Often, that pushback is unofficial. The controversy appears a lot more heated on Twitter and around psych-department department water coolers than in the pages of journals. Not too many researchers have publicly staked out anti-preregistration positions.
But preregistration isn't without its prominent opponents. Sophie Scott, a neuroscientist at University College London and an expert in the mental processes of speech, wrote a column for Times Higher Education in 2013 titled "Pre-registration would put science in chains," arguing that the practice "must be resisted."

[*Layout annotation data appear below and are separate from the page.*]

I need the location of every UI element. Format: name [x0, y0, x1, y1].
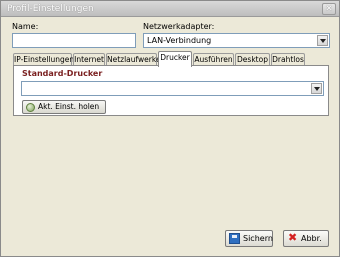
name-input[interactable]: [12, 33, 136, 48]
tab-printer[interactable]: Drucker: [158, 51, 192, 67]
floppy-disk-icon: [229, 233, 240, 244]
refresh-icon: [26, 103, 35, 112]
save-button-label: Sichern: [243, 234, 273, 243]
title-bar[interactable]: Profil-Einstellungen ✕: [1, 1, 339, 17]
chevron-down-icon[interactable]: [317, 35, 328, 46]
save-button[interactable]: Sichern: [225, 230, 273, 247]
default-printer-title: Standard-Drucker: [22, 69, 103, 78]
printer-tab-panel: Standard-Drucker Akt. Einst. holen: [13, 65, 329, 116]
cancel-x-icon: ✖: [288, 231, 298, 244]
fetch-button-label: Akt. Einst. holen: [38, 102, 100, 111]
name-label: Name:: [12, 22, 39, 31]
cancel-button-label: Abbr.: [301, 234, 322, 243]
profile-settings-dialog: Profil-Einstellungen ✕ Name: Netzwerkada…: [0, 0, 340, 257]
chevron-down-icon[interactable]: [311, 83, 322, 94]
close-icon: ✕: [325, 4, 333, 14]
default-printer-select[interactable]: [21, 81, 324, 96]
window-title: Profil-Einstellungen: [7, 4, 94, 14]
close-button[interactable]: ✕: [322, 3, 336, 15]
cancel-button[interactable]: ✖ Abbr.: [283, 230, 329, 247]
network-adapter-label: Netzwerkadapter:: [143, 22, 215, 31]
fetch-current-settings-button[interactable]: Akt. Einst. holen: [22, 100, 106, 114]
network-adapter-value: LAN-Verbindung: [147, 36, 212, 45]
network-adapter-select[interactable]: LAN-Verbindung: [143, 33, 330, 48]
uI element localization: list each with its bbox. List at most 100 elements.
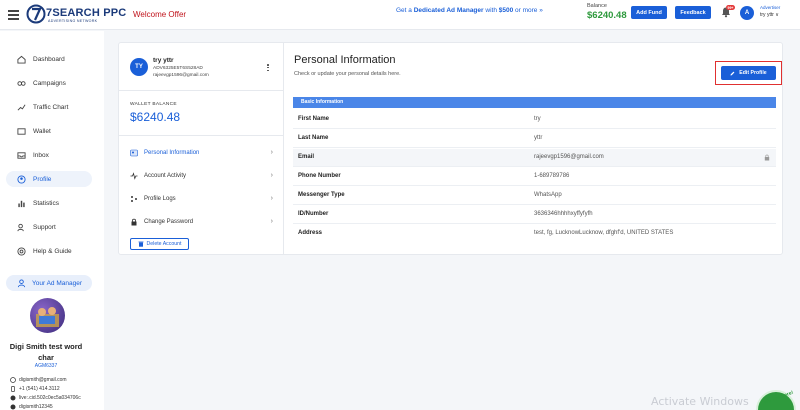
manager-email-text: digismith@gmail.com xyxy=(19,377,67,383)
more-options-icon[interactable] xyxy=(266,64,270,74)
notification-badge: 99+ xyxy=(726,5,735,10)
menu-account-activity[interactable]: Account Activity › xyxy=(119,169,284,183)
sidebar-item-campaigns[interactable]: Campaigns xyxy=(6,75,92,91)
menu-profile-logs[interactable]: Profile Logs › xyxy=(119,192,284,206)
balance-value: $6240.48 xyxy=(587,10,627,21)
promo-banner[interactable]: Get a Dedicated Ad Manager with $500 or … xyxy=(396,7,543,14)
manager-skype[interactable]: digismith12345 xyxy=(10,404,53,410)
delete-account-label: Delete Account xyxy=(146,241,182,247)
sidebar-item-label: Wallet xyxy=(33,127,51,135)
sidebar-item-statistics[interactable]: Statistics xyxy=(6,195,92,211)
feedback-button[interactable]: Feedback xyxy=(675,6,711,19)
menu-label: Personal Information xyxy=(144,150,200,156)
promo-mid: with xyxy=(483,7,499,14)
row-label: First Name xyxy=(298,116,330,122)
divider xyxy=(119,135,284,136)
sidebar-item-traffic-chart[interactable]: Traffic Chart xyxy=(6,99,92,115)
profile-name: try yttr xyxy=(153,57,174,64)
edit-profile-label: Edit Profile xyxy=(739,70,767,76)
chevron-right-icon: › xyxy=(270,195,273,202)
id-card-icon xyxy=(130,149,138,157)
ad-manager-label: Your Ad Manager xyxy=(32,279,82,287)
sidebar-item-profile[interactable]: Profile xyxy=(6,171,92,187)
top-header: 7SEARCH PPC ADVERTISING NETWORK Welcome … xyxy=(0,0,800,30)
manager-live-id[interactable]: live:.cid.502c0ec5a034706c xyxy=(10,395,81,401)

"Limiting more speculative aspects of data interpretation risks making papers more one-dimensional in perspective," she wrote, adding that "the requirement to refine studies and their interpretation prior to data collection would prevent us from learning from our mistakes along the way."
Scott also argued that preregistration gives too much credit to a narrow kind of scientific work: hypothesis testing. Not all scientists work by figuring out in advance what questions they want to answer, she wrote, so preregistration would kill exploratory research.
Vazire acknowledged the concern that preregistration would limit researchers' ability to detect unexpected effects.
But, she said, "Many of us who push for preregistration say that's not true. You can. All you want. You just have to be honest about the fact that you're exploring and this was not planned."
Exploratory research, she said, can still be "super exciting and worth publishing," but researchers should be less confident in its results."The part of that criticism that is true and I think we need to be really, really clear about is that I will be less confident in that result," Vazire said.
"Almost everything I do is exploratory," she said. "I'm just now very upfront about the fact that this is a hypothesis that still needs to be tested and no conclusions should be drawn yet from it."
"Scientists are human beings"
Advocates of preregistration are quick to acknowledge that it's not a cure-all for the diseases of psychological science.
In 2011, the same year the ESP and false-positives papers came out, Dutch psychologist Diederik Stapel — whose work had shaped the field of social psychology — was suspended from Tilburg University for fabricating data in "dozens of studies," according to New Scientist. It was another significant blow, but of a different kind than the one for Bem, who seemed to really believe his results demonstrated ESP.
"Preregistration is not a good check against fraud," Srivastava said. "It's a good check against well-intentioned mistakes and a check against ordinary human biases and habits."
And, as Vazire pointed out, it's possible to preregister a study incompletely or incorrectly, such that the research still has far too many degrees of freedom. There are already examples of "preregistered" studies that reformists have criticized for lax and incomplete registration efforts.
For now, Srivastava said, the project for reformers is to continue to make the argument for preregistration as a route out of psychology's crisis, and convince their colleagues to follow along.
"One universal is that scientists are human beings," Srivastava said, "and human beings have biases and we have incentives and all these other things we have to check against."